For the report, “System of Filtration: Mapping Russia’s Detention Operations in Donetsk Oblast,” researchers used open source information and remote sensing data to identify with high confidence at least 21 filtration system locations in and around Donetsk oblast, an administrative region in eastern Ukraine. Russia and aligned forces have created a filtration system for civilians, POWs, and other personnel that is more than camps alone; locations are used for registration, holding, secondary interrogation, and detention. A single site can perform multiple and changing roles.
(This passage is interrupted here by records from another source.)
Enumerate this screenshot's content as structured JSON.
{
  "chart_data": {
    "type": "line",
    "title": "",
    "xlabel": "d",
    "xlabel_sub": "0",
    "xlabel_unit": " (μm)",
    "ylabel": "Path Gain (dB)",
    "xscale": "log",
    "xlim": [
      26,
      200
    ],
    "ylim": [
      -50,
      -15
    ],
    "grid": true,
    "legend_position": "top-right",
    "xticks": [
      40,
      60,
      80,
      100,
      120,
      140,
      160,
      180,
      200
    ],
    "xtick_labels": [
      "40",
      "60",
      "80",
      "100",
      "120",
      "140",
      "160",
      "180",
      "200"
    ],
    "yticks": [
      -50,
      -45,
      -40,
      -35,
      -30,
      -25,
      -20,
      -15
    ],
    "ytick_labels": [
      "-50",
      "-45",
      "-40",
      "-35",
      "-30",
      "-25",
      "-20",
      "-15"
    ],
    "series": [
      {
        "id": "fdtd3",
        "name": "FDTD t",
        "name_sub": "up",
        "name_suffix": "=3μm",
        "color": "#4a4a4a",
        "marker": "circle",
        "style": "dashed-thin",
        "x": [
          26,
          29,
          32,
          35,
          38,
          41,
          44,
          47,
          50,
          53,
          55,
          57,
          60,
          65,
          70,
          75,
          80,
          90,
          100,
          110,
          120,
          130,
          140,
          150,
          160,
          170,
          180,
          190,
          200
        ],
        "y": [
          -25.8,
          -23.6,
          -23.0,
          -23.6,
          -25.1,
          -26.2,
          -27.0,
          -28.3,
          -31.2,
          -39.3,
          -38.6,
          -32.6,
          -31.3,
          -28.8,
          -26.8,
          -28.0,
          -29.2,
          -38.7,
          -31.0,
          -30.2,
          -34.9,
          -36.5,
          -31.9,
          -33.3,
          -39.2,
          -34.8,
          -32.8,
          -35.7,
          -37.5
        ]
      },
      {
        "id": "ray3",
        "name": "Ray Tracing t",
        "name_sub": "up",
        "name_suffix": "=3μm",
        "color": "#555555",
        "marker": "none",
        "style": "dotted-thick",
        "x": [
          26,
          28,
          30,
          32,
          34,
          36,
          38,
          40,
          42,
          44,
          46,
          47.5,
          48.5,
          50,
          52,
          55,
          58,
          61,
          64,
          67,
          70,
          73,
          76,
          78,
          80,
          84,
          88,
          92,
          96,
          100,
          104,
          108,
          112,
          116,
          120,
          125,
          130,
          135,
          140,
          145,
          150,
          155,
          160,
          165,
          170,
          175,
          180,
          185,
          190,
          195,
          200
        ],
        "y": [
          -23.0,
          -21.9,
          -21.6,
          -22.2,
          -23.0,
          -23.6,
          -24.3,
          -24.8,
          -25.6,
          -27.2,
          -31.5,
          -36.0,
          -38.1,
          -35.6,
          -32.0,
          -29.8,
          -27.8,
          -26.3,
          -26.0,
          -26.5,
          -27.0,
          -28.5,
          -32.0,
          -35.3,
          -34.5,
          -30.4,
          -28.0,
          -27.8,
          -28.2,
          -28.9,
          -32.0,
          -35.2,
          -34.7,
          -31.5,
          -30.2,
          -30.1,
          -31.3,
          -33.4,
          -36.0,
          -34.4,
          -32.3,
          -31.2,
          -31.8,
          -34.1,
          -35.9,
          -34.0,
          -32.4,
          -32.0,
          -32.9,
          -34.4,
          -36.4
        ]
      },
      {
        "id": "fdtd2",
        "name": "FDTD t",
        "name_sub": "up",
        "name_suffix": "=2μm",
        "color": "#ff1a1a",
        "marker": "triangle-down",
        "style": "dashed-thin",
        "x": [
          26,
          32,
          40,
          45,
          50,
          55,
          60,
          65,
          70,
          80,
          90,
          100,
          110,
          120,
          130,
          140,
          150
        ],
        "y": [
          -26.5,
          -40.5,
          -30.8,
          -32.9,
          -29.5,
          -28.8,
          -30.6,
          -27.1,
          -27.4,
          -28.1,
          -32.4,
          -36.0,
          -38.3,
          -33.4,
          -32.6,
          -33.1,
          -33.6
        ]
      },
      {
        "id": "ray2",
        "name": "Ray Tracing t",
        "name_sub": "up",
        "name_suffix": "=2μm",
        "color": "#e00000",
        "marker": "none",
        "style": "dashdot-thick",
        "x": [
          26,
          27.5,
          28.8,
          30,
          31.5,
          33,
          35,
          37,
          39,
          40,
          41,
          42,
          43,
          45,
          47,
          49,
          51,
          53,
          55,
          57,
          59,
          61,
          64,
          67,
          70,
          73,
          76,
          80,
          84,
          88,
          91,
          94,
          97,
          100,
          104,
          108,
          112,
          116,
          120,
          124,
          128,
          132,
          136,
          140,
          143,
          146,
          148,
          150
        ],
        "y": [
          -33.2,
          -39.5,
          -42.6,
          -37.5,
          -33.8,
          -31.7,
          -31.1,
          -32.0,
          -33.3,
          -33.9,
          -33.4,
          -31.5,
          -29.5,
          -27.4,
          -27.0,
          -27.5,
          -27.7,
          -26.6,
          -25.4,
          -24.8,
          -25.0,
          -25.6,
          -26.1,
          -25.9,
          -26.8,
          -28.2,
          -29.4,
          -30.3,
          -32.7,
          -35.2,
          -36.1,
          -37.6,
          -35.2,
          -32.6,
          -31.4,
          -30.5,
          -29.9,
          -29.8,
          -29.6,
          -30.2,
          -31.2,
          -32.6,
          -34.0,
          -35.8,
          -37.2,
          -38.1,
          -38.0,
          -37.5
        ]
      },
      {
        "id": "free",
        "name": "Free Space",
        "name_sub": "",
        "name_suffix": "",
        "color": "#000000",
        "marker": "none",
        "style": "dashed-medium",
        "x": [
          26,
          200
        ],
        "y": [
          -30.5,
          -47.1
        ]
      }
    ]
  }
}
“Yale School of Public Health’s Humanitarian Research Lab has been documenting threats to the health and human rights of Ukraine’s civilians since the earliest days of Russia’s invasion,” YSPH Interim Dean Melinda Pettigrew said. “Today’s Yale HRL report presents the most comprehensive public assessment to date of this large-scale apparatus including extrajudicial detention in Donetsk oblast.”

Filtration sites can be organized into four main categories: 1) registration points, 2) camps and other holding facilities for those awaiting registration, 3) interrogation centers, and 4) correctional colonies (i.e. prisons) that serve as longer-term detention facilities.

Incommunicado detention of civilians is more than a violation of international humanitarian law — it represents a threat to the public health of those currently in the custody of Russia and its proxies.

Kaveh Khoshnood
“Incommunicado detention of civilians is more than a violation of international humanitarian law — it represents a threat to the public health of those currently in the custody of Russia and its proxies,” said Kaveh Khoshnood, an associate professor of epidemiology at YSPH. “The conditions of confinement documented in this report allegedly include insufficient sanitation, shortages of food and water, cramped conditions, and reported acts consistent with torture.”

According to Yale HRL’s investigation, the conditions described by those released from these facilities can constitute cruel, inhuman, and degrading treatment under international humanitarian and human rights law. The investigation found consistent allegations of overcrowded facilities, a lack of access to adequate sanitation, insufficient food and clean water, exposure to the elements, and the use of isolation. In some instances, descriptions of treatment endured by individuals — such as use of electric shocks, extreme conditions of isolation, and physical assault — may potentially constitute torture if proven.

“The Donetsk oblast filtration system run by Russia and their proxies represents an urgent human rights emergency,” said Nathaniel Raymond, executive director of Yale HRL. “International monitors need unfettered access to these facilities today. Every day that passes without independent monitors being present in these locations increases the risk that grave human rights abuses may be occurring with impunity.”

The Yale HRL report also identified objects which may be consistent with graves at Volnovakha Correctional Colony № 120, the Olenivka prison, which predate the July 29 explosion at the facility that allegedly killed 53 prisoners of war. The prison complex is currently used to house Ukrainian prisoners of war and civilian detainees. Two sites containing activity consistent with potential graves are visible — with one corroborating an April 2022 allegation of grave digging occurring at that location.